For pathological fractures of the pelvis, various procedures have been described, particularly minimally invasive ones, which involved filling the defect with bone cement (e.g. sacroplasty) with and without screw fixation or percutaneous screw stabilisation alone, all of which were able to increase the VAS and the patient’s mobility [19, 20]. The combination of bone cement and screw fixation showed the highest biomechanical stability in the model [21]. Lee et al. have supplemented this procedure with an additional ablation of the lesion as “Ablation, Osteoplasty, Reinforcement and Internal Fixation” (AORIF) and were able to show good results in their case series [22, 23].

In our view, the disadvantage of cemented screws is their spatial limitation and thus less broad anchoring in the existing pelvic bone than a wide-span intraosseous implant such as the SACRONAIL® could offer. Due to the very good results in the pilot study by Marintschev et al. in FFP, we have used the implant in pathological fractures of the posterior pelvic ring and present this case series below.

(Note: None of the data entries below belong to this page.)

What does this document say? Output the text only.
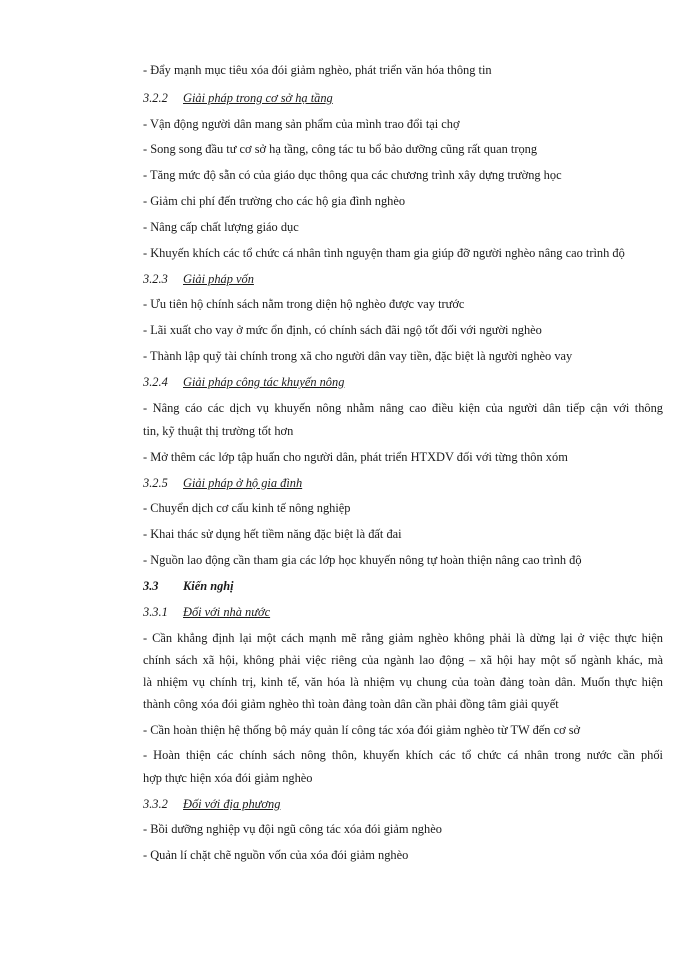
- Đẩy mạnh mục tiêu xóa đói giảm nghèo, phát triển văn hóa thông tin
3.2.2 Giải pháp trong cơ sở hạ tầng
- Vận động người dân mang sản phẩm của mình trao đổi tại chợ
- Song song đầu tư cơ sở hạ tầng, công tác tu bổ bảo dưỡng cũng rất quan trọng
- Tăng mức độ sẵn có của giáo dục thông qua các chương trình xây dựng trường học
- Giảm chi phí đến trường cho các hộ gia đình nghèo
- Nâng cấp chất lượng giáo dục
- Khuyến khích các tổ chức cá nhân tình nguyện tham gia giúp đỡ người nghèo nâng cao trình độ
3.2.3 Giải pháp vốn
- Ưu tiên hộ chính sách nằm trong diện hộ nghèo được vay trước
- Lãi xuất cho vay ở mức ổn định, có chính sách đãi ngộ tốt đối với người nghèo
- Thành lập quỹ tài chính trong xã cho người dân vay tiền, đặc biệt là người nghèo vay
3.2.4 Giải pháp công tác khuyến nông
- Nâng cáo các dịch vụ khuyến nông nhằm nâng cao điều kiện của người dân tiếp cận với thông
tin, kỹ thuật thị trường tốt hơn
- Mở thêm các lớp tập huấn cho người dân, phát triển HTXDV đối với từng thôn xóm
3.2.5 Giải pháp ở hộ gia đình
- Chuyển dịch cơ cấu kinh tế nông nghiệp
- Khai thác sử dụng hết tiềm năng đặc biệt là đất đai
- Nguồn lao động cần tham gia các lớp học khuyến nông tự hoàn thiện nâng cao trình độ
3.3 Kiến nghị
3.3.1 Đối với nhà nước
- Cần khẳng định lại một cách mạnh mẽ rằng giảm nghèo không phải là dừng lại ở việc thực hiện
chính sách xã hội, không phải việc riêng của ngành lao động – xã hội hay một số ngành khác, mà
là nhiệm vụ chính trị, kinh tế, văn hóa là nhiệm vụ chung của toàn đảng toàn dân. Muốn thực hiện
thành công xóa đói giảm nghèo thì toàn đảng toàn dân cần phải đồng tâm giải quyết
- Cần hoàn thiện hệ thống bộ máy quản lí công tác xóa đói giảm nghèo từ TW đến cơ sở
- Hoàn thiện các chính sách nông thôn, khuyến khích các tổ chức cá nhân trong nước cần phối
hợp thực hiện xóa đói giảm nghèo
3.3.2 Đối với địa phương
- Bồi dưỡng nghiệp vụ đội ngũ công tác xóa đói giảm nghèo
- Quản lí chặt chẽ nguồn vốn của xóa đói giảm nghèo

This study was approved by the local ethics committee. Patients provided written informed consent to participate in the study, which included preoperative and postoperative assessments of pain using the Numeric Rating Scale (NRS); evaluation of pain medication use; assessments of walking distance and walking time; and measurement of quality of life using the SF-12 questionnaire. Additionally, we monitored medical and implant-related complications. The structured follow-up consisted of consultations at 3 and 12 months, as well as telephone interviews at 6 and 9 months.

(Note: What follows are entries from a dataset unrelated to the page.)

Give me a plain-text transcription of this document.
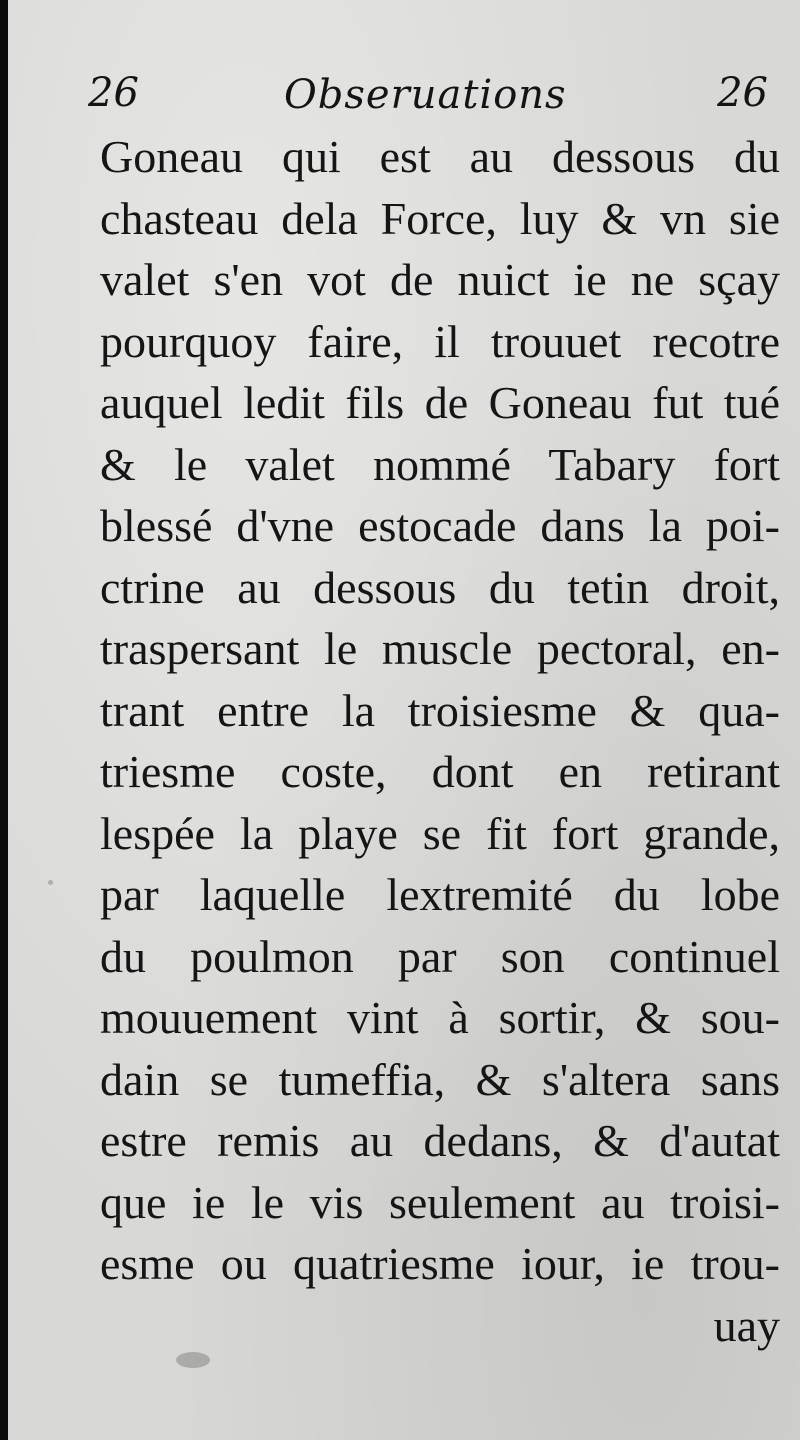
26	Obseruations	26
Goneau qui est au dessous du
chasteau dela Force, luy & vn sie
valet s'en vot de nuict ie ne sçay
pourquoy faire, il trouuet recotre
auquel ledit fils de Goneau fut tué
& le valet nommé Tabary fort
blessé d'vne estocade dans la poi-
ctrine au dessous du tetin droit,
traspersant le muscle pectoral, en-
trant entre la troisiesme & qua-
triesme coste, dont en retirant
lespée la playe se fit fort grande,
par laquelle lextremité du lobe
du poulmon par son continuel
mouuement vint à sortir, & sou-
dain se tumeffia, & s'altera sans
estre remis au dedans, & d'autat
que ie le vis seulement au troisi-
esme ou quatriesme iour, ie trou-
uay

The inclusion criteria were skeletal involvement from an underlying oncological or haematological disease without curative resection intent, along with pathological sacral fracture and no symptom improvement following conservative therapy (outpatient for 4 weeks vs. inpatient 1 week). The exclusion criteria included ilium involvement, extensive osteolysis of the sacral body requiring spinopelvic fixation, or a poor prognosis for patients in palliative care, as determined by the multidisciplinary tumour board.